Diplômée en droit privé et en philosophie du droit, Élodie Messéant a travaillé dans
le domaine de l'investissement et des cryptomonnaies. Chargée d'études à l'IREF,
elle écrit régulièrement dans la presse depuis 2017..





L’IA générative, capable de produire du texte, des images ou du code à partir de simples instructions, a bouleversé les usages numériques.

Lancé en 2022, ChatGPT a atteint 100 millions d’utilisateurs mensuels au bout de deux mois, soit 4,5 fois plus rapidement que le réseau social Tiktok et 15 fois plus qu’Instagram. La vitesse à laquelle l’IA a été adoptée bat à plates coutures la capacité d’institutions comme l’UE à réglementer et à contrôler.

Derrière l’effet de mode, l’IA suit une trajectoire continue de progrès technologiques. Dans des domaines comme la reconnaissance d’images, la compréhension écrite, le raisonnement visuel, le travail multitâche ou les concours de mathématiques, l’IA a dépassé les compétences des humains, comme on peut le constater dans l’index IA 2025 de l’université de Stanford (page 93). Il est essentiel de comprendre les étapes de cette progression pour bien en saisir les enjeux.

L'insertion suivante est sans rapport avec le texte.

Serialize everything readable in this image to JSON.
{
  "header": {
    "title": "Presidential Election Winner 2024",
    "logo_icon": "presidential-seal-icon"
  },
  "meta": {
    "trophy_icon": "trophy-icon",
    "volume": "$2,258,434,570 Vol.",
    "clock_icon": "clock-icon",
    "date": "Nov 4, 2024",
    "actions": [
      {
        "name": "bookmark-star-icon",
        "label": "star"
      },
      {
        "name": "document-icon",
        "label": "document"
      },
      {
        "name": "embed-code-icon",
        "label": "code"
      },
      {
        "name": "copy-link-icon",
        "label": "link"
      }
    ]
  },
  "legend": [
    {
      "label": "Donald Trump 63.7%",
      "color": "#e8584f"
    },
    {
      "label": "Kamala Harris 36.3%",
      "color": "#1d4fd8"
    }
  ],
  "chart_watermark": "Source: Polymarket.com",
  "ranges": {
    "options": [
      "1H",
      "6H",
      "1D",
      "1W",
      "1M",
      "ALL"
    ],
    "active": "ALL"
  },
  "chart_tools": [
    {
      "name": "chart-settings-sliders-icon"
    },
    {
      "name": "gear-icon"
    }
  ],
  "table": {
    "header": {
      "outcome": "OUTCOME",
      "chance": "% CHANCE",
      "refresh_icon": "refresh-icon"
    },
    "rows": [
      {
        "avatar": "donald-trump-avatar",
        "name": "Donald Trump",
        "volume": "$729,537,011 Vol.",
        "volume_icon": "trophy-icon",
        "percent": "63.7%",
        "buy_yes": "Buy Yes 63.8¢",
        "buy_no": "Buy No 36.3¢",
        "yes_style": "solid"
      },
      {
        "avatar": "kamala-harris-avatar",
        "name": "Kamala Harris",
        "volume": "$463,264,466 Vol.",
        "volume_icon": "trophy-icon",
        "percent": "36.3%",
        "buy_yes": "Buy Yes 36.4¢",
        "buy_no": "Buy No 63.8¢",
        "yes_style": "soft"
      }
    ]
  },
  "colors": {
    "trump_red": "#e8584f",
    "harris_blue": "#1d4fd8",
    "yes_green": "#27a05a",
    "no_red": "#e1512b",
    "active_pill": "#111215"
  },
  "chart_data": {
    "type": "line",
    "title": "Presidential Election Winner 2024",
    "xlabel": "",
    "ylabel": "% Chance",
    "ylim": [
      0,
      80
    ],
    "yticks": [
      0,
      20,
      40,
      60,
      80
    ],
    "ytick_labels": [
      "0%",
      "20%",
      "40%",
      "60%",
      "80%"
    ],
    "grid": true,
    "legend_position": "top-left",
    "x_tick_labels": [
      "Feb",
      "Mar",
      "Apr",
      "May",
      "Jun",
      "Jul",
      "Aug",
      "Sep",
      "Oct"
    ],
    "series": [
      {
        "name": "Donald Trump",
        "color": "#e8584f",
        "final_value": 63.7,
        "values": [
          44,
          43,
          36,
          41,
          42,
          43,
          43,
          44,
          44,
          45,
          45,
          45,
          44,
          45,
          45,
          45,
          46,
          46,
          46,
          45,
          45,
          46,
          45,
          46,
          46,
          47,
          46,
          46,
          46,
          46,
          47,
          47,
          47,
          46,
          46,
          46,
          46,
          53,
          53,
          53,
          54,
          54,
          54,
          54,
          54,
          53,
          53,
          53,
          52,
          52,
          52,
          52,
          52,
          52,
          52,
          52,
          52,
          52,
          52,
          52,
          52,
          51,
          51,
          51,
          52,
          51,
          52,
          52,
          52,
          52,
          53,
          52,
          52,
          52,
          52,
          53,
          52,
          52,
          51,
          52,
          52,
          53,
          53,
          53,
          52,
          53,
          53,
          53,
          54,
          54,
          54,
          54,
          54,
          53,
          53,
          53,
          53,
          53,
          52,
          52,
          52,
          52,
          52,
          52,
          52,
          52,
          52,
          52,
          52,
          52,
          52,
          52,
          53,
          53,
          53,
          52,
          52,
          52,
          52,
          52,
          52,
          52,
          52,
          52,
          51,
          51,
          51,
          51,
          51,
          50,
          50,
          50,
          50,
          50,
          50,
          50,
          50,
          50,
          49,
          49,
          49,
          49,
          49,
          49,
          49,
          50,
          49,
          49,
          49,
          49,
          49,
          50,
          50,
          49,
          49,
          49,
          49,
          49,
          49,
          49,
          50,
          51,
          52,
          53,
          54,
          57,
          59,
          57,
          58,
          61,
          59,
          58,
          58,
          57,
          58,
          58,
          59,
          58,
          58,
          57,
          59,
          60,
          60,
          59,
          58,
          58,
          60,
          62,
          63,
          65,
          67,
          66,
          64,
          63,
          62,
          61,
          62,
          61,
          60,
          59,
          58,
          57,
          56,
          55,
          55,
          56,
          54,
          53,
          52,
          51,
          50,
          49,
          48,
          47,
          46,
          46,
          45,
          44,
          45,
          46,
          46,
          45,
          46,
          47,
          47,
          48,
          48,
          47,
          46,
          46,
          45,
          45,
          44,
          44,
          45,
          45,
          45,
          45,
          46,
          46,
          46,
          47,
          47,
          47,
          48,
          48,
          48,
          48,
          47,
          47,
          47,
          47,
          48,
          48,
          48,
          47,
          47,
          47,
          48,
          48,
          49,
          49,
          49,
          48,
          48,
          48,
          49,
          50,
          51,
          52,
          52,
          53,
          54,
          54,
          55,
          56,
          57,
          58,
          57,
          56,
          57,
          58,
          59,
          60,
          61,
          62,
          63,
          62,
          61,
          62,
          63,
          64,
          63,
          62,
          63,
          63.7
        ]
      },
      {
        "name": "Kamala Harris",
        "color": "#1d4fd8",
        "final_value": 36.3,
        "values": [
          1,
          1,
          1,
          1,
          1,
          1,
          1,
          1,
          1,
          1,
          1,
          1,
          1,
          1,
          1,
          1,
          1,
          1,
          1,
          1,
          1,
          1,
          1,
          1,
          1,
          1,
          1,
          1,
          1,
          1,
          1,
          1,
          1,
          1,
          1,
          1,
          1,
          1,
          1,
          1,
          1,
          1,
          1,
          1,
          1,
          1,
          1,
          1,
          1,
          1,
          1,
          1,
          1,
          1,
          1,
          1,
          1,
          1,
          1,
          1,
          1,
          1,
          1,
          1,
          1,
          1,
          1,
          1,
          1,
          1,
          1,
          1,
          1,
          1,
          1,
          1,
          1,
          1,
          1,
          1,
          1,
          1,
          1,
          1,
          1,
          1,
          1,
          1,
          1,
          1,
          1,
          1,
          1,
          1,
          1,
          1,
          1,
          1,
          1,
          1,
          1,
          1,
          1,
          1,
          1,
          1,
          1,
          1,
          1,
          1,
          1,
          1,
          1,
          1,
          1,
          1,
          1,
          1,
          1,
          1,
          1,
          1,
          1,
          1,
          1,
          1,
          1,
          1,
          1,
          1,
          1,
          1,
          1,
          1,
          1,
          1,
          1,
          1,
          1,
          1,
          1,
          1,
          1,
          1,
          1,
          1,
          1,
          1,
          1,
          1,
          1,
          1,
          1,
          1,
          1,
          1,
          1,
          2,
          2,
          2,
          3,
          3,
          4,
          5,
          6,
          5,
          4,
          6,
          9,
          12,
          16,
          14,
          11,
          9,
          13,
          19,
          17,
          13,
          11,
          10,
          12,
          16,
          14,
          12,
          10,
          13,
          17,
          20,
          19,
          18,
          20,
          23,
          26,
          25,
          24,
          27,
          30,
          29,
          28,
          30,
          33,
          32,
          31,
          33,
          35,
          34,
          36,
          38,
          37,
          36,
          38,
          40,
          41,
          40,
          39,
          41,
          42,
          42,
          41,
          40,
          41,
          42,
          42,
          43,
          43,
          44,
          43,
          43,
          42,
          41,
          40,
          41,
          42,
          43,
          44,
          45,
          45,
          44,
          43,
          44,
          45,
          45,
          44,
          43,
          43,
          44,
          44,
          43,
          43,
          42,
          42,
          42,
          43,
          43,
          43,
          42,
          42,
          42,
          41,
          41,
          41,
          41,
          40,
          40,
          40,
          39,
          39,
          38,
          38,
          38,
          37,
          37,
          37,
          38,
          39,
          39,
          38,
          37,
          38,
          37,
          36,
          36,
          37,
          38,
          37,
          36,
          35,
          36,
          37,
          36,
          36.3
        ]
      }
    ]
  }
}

La croissance de l’IA : entre fantasme et réalité

L’IA n’a pas émergé brutalement, elle s’est développée par étapes successives.

1- L’intelligence artificielle étroite (ANI), ou IA faible, se limite à l’exécution de tâches bien précises selon des règles déterminées. Elle ne « comprend » pas ce qu’elle fait, mais applique des modèles statistiques ou logiques à des cas spécifiques. Des systèmes comme Deep Blue (IBM, 1997), Stockfish (2008) ou AlphaGo (2015), par exemple, excellent dans un domaine unique sans pouvoir en sortir.

2- L’intelligence artificielle générale (AGI), ou IA forte, serait, elle, capable de mémoriser et de contextualiser. Si le seuil n’est pas officiellement franchi, certaines avancées laissent penser qu’on s’en rapproche. Les modèles tels ChatGPT peuvent simuler des interactions complexes, générer du code, raisonner logiquement ou répondre à des questions ouvertes sur des sujets variés. Dans la version o3, l’IA présente des comportements étrangement proches de l’humain lorsqu’elle essaie de tromper l’utilisateur sur des actions qui n’ont pourtant jamais été réalisées – en l’occurrence, le fait de générer du code en dehors du chatbot. Pour l’instant, les modèles souffrent encore de biais et d’« hallucinations » – ces moments où l’IA invente des informations plausibles mais erronées.

3- La superintelligence artificielle (ASI) marque le moment où une IA pourra dépasser les capacités cognitives humaines dans tous les domaines, voire simuler le fonctionnement du cerveau humain – ce qui impliquerait de plus grands volumes de données et des réseaux neuronaux plus complexes que ceux qui sont utilisés actuellement. Elle est encore hypothétique, mais des chercheurs s’intéressent de près à l’informatique neuromorphique et au calcul évolutionnaire. Dans cette perspective, l’IA pourrait accélérer les découvertes scientifiques, et même redéfinir la place de l’homme dans la chaîne de décision.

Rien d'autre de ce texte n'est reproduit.